Remote Access to Network Devices

  • Remote desktop is commonly used along with other 3rd party software to access computers while away or just at home

  • Here are common protocols used to remote access devices

  • Remote Desktop Protocol creates a peer to peer remote desktop connection from one computer to another remote computer

  • Secure Shell uses port 22 to log into a remote network device and is used as an alternative to Telnet

  • Telnet Uses port 23 to access a remote device such as a router or a server

Wireless Network Security Overview

  • Wireless LANs are much more secure today than the time when WLAN was popular

  • Wireless access points are an integral part of a wireless LAN

  • Mobile device management (MDM) can help with security by enabling a technician to view and manage mobile devices

  • Security on wireless devices has always been a concern, and several options can be used such as WEP, WPA, WPA2, TKIP, AES

  • When shared key authentication is used, the Wired Equivalent Privacy (WEP) encrypts data being transmitted. WEP commonly has two versions: 64-bit and 128-bit.
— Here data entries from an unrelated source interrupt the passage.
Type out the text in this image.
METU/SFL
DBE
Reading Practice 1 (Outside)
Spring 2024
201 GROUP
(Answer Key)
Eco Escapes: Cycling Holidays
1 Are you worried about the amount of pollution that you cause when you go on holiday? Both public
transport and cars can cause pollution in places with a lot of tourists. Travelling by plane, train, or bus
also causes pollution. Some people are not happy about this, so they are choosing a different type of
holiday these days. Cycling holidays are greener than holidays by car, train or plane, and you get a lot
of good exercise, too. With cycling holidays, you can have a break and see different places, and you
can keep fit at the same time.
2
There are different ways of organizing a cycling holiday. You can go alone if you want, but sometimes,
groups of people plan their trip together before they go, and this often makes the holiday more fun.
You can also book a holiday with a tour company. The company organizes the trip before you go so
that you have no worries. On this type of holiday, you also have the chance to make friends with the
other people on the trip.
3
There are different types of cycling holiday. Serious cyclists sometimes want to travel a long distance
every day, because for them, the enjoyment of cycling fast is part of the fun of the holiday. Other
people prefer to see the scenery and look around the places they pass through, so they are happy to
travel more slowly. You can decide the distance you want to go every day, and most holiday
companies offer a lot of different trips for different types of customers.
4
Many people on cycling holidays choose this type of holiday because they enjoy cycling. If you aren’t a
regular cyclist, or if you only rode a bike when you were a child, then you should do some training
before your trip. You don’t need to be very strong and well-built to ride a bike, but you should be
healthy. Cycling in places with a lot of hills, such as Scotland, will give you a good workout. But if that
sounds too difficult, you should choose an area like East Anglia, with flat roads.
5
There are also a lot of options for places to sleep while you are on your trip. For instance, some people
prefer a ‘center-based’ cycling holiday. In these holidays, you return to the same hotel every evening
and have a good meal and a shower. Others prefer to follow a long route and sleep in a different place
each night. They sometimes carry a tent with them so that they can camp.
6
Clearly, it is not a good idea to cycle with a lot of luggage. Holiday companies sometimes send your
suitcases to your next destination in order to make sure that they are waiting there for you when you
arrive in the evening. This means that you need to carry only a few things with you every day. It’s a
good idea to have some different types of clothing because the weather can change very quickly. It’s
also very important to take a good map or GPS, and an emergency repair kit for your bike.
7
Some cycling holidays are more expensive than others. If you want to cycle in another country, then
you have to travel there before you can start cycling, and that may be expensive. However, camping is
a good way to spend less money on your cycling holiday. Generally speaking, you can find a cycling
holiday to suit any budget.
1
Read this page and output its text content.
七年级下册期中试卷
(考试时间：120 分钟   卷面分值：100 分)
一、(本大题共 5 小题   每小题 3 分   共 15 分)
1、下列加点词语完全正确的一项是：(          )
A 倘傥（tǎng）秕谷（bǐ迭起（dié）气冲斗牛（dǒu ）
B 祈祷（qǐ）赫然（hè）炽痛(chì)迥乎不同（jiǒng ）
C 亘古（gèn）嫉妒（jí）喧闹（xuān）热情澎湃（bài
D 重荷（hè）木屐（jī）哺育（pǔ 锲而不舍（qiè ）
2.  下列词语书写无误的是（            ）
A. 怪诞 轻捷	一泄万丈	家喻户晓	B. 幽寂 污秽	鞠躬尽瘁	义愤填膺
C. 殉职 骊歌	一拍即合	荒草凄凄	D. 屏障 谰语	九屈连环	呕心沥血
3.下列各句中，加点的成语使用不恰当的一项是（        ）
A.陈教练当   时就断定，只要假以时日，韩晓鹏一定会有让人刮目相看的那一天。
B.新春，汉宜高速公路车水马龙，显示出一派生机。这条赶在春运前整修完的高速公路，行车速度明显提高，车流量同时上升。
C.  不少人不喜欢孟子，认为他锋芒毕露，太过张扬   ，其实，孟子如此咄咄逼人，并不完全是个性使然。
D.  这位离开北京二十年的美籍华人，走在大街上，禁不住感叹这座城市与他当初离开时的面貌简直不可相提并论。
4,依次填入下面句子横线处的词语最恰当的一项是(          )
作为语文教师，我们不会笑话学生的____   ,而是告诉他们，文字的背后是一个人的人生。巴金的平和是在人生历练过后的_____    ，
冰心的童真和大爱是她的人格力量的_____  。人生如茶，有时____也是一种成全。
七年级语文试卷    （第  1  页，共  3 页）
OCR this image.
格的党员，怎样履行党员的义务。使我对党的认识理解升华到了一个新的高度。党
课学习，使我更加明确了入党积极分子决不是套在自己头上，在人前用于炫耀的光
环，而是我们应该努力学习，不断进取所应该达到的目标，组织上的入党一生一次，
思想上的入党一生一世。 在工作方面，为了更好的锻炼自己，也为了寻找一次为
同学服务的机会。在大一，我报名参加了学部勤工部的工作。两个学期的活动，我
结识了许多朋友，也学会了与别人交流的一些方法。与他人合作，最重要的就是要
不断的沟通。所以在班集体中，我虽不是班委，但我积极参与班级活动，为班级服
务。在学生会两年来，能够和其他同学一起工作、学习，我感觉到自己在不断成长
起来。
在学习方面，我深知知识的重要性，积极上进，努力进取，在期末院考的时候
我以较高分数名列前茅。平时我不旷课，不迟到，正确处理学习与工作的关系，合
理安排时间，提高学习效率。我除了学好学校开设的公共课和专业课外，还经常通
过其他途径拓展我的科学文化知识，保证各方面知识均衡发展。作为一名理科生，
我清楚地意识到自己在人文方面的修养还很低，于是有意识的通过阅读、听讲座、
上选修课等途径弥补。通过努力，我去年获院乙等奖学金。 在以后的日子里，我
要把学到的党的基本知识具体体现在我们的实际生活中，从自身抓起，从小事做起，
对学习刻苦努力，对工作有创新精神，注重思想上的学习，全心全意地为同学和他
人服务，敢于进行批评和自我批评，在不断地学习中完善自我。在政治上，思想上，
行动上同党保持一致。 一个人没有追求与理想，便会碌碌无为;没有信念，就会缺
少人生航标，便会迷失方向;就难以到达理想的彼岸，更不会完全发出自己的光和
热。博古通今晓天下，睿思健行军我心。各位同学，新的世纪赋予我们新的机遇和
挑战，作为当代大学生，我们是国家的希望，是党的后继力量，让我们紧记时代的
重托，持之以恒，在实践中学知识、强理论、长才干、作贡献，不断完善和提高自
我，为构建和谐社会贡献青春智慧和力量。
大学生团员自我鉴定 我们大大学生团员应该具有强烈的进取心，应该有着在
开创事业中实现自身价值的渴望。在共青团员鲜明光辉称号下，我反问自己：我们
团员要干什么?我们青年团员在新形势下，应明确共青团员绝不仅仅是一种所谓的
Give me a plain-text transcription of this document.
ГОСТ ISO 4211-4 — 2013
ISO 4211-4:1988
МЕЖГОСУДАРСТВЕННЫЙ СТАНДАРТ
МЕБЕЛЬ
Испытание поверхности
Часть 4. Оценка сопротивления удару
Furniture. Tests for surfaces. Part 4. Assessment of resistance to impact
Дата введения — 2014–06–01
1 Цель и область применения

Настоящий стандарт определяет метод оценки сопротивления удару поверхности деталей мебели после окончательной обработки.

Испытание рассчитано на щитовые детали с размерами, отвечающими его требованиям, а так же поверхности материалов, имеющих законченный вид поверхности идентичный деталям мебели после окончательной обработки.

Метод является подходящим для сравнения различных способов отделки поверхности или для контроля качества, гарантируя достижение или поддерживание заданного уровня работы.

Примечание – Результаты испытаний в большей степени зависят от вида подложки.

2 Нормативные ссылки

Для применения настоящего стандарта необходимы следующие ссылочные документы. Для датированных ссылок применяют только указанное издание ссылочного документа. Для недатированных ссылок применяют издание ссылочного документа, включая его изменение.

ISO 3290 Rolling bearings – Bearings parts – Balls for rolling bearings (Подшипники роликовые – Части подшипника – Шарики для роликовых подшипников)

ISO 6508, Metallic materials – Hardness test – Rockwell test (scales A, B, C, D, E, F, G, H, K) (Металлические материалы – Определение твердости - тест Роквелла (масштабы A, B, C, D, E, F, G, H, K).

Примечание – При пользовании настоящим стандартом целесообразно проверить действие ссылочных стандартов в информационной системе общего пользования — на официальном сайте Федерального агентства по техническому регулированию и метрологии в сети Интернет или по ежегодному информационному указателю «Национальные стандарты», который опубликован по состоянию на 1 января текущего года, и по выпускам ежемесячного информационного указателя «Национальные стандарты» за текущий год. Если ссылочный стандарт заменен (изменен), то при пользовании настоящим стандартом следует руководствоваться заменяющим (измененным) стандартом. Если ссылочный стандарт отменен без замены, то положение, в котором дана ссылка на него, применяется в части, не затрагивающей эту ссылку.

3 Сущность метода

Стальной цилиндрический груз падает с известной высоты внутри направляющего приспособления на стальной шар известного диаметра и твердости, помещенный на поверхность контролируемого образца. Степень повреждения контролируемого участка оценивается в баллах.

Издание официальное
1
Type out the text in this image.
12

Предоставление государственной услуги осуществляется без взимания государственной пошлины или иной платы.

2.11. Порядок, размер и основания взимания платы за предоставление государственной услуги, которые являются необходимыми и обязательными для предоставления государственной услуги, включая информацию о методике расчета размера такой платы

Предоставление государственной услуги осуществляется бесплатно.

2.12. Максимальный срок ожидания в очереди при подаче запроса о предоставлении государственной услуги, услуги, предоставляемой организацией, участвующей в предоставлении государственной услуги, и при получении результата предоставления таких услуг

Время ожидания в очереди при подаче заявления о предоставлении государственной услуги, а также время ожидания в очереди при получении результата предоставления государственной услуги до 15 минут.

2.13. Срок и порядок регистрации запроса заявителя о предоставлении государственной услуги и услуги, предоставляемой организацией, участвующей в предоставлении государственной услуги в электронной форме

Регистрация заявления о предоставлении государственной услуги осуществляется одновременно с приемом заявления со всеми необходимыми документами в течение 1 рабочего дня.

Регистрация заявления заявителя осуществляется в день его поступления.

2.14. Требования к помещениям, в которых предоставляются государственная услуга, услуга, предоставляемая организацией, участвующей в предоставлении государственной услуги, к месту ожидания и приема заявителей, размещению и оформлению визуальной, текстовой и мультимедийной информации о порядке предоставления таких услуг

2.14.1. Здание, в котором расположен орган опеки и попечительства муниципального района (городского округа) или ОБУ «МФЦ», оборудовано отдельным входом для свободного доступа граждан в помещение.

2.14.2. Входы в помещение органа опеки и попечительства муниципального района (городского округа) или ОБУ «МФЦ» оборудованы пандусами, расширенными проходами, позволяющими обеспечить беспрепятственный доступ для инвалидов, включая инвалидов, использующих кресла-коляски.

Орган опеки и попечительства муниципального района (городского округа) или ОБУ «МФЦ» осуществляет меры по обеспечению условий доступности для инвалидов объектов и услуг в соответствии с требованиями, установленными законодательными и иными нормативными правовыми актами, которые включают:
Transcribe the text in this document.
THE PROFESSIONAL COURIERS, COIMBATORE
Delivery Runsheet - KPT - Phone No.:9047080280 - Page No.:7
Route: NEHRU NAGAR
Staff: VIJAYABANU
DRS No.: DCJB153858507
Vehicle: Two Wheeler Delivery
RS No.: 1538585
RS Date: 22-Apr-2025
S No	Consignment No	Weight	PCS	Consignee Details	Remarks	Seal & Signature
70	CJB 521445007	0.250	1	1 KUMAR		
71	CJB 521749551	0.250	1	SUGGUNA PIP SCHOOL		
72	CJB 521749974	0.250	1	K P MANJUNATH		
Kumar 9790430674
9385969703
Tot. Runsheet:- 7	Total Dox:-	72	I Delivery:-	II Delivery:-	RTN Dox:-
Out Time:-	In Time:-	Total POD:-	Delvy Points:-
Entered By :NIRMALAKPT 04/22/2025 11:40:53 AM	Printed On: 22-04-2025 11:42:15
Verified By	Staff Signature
  • MAC address filtering can have devices manually added to the access point to gain access. It's mostly used for a small number of wireless devices.

  • Firmware is software that is embedded into a piece of hardware which can be upgraded in network routers, switches, access points, and firewalls

Questions

1.Why would you boot into Safe Mode to run an antivirus scan?

In the event that the antivirus software finds some sort of malware, it may be unable to remove said malware in normal windows, safe mode however does not launch windows 3rd party software and hardware drivers making it effective to remove malware.

2.Based on what you’ve learned about processes and how programs are managed in memory, is it a good idea or bad idea to restart a computer after a suspected infection?

From the information from the previous question, going to safe mode will require a restart. However, if you do a normal restart back to windows that may not be the best idea as things like rootkits can take advantage of the booting up process and takeover even more. So unless you are booting to safe mode which you should, do not restart.

  1. What is the native antivirus tool for Windows? How does it compare to other antivirus products?

This software known as Windows Defender is a very good piece of software even being built into the system. Although from past experience defenders have failed to seek out malware some customers have sent in. I personally recommend using other software such as webroot and norton as defender can work along with it but defender on its own I wouldn't recommend.